【沢庵】物一目見て、その心を止めぬを不動と申し候

2014年5月14日
イラスト:nihhiイラスト:nihhi

沢庵(たくあん)さんは、安土桃山時代から江戸時代前期にかけて活躍された、臨済宗のお坊さんです。今回のことばは、沢庵さんが、不動明王の智慧について解説された書物から抜粋しました。「物を見ても、それに心を止めないことこそを不動という」。「止めない」=「動いている」ことこそが「動かない」ことである……。いったいどういうことなのでしょうか。

ところで、少し話は変わりますが、最近、私は、ある自然療法の先生に身体を調えていただいたのですが、その際にこんなお話をお伺いしました。「身体の中を新鮮なものがぐるぐると巡っている状態を健康と呼びます。一方、身体の中の巡りが悪くなってしまっている状態を不健康と呼びます」……。

先生がおっしゃっていたのは、血液とか、栄養とか、そういったもののお話だったと思うのですが、これってきっと、いろんなところでも言えますよね。思考でも、感情でも、身体感覚でも……さまざまなものがきちんと「巡っている」=「動いている」状態で安定している。つまり、「動いている」ということが「動かない」(=不安定でない)状態であれば、人間は心身ともに健やかでいられる、という意味なのでしょう。

なんらかの事物に触れて、心が動くこと。

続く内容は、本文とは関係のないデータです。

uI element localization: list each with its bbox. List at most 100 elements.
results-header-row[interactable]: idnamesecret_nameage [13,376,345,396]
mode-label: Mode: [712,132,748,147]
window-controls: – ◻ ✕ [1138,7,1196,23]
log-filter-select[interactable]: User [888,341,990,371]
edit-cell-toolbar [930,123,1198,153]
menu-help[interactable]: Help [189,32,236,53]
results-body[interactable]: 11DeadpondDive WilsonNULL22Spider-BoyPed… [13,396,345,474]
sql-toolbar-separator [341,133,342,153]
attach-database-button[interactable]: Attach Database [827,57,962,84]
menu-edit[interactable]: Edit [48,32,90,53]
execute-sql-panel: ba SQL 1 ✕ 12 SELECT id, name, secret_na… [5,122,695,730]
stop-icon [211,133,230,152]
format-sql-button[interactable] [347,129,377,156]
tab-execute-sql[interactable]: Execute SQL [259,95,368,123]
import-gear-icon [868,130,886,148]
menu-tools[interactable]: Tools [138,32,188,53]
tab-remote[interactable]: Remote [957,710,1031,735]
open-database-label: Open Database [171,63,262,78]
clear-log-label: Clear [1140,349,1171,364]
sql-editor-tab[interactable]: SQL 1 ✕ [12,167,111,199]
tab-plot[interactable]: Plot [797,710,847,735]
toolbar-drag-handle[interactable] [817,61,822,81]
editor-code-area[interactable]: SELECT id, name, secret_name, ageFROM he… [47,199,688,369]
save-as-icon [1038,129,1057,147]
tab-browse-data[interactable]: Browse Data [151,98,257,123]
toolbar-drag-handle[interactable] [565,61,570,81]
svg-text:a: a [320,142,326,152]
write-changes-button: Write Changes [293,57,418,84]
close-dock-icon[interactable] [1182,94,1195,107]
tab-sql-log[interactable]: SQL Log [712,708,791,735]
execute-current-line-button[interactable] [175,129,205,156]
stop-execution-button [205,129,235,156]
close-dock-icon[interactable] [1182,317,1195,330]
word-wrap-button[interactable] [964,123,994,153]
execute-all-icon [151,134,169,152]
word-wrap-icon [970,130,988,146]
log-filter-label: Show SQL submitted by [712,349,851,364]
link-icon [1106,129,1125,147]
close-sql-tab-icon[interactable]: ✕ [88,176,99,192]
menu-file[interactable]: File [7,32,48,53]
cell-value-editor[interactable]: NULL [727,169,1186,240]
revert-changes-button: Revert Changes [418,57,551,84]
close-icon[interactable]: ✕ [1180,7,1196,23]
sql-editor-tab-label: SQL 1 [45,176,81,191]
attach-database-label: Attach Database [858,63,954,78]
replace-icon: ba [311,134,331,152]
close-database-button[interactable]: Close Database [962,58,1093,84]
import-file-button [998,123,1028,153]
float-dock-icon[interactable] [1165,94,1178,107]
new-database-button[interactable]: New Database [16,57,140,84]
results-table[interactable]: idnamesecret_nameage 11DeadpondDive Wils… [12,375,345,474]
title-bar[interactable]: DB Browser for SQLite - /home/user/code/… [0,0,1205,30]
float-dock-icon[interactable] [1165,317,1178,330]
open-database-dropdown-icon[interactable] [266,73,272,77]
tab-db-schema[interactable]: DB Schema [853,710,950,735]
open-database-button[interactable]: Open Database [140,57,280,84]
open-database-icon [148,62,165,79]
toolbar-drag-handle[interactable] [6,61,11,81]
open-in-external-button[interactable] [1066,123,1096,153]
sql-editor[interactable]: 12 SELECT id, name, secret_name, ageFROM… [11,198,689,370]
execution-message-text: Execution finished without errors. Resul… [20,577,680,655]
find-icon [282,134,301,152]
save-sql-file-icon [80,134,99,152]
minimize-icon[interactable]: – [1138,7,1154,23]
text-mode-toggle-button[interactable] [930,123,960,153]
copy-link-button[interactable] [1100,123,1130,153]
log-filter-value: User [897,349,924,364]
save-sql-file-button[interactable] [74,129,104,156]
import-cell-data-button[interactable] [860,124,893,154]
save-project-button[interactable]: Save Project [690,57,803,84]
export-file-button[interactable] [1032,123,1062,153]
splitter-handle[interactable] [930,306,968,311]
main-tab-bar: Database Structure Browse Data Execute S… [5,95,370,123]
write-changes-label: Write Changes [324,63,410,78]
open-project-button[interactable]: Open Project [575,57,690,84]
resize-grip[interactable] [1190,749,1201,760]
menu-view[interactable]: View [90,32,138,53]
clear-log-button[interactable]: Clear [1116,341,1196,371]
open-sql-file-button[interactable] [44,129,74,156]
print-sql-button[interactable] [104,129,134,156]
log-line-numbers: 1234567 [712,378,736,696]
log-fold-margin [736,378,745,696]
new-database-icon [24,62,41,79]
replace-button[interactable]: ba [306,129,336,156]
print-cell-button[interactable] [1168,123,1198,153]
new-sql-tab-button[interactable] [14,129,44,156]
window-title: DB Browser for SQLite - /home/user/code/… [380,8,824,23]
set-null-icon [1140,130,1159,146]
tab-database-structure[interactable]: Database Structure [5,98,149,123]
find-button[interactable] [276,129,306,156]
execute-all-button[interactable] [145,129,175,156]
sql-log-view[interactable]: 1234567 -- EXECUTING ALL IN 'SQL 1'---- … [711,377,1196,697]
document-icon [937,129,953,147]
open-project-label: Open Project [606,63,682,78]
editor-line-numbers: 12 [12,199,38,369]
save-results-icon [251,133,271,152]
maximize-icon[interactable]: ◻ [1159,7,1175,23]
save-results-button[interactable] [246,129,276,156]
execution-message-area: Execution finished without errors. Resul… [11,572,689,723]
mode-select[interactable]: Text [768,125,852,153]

それは人間としては至極まっとうなことです。心の動きを止めてしまえば「不動心」が手に入るわけではない。むしろ、いつ何時だって心がどうしようもなく動き続けていくさまを、ただただそのままの大きさで受け止め続け、そして流し続けていく心こそを、「不動心」と呼ぶのだろうな、と……。

折に触れて思い出したいことばだな、と思います。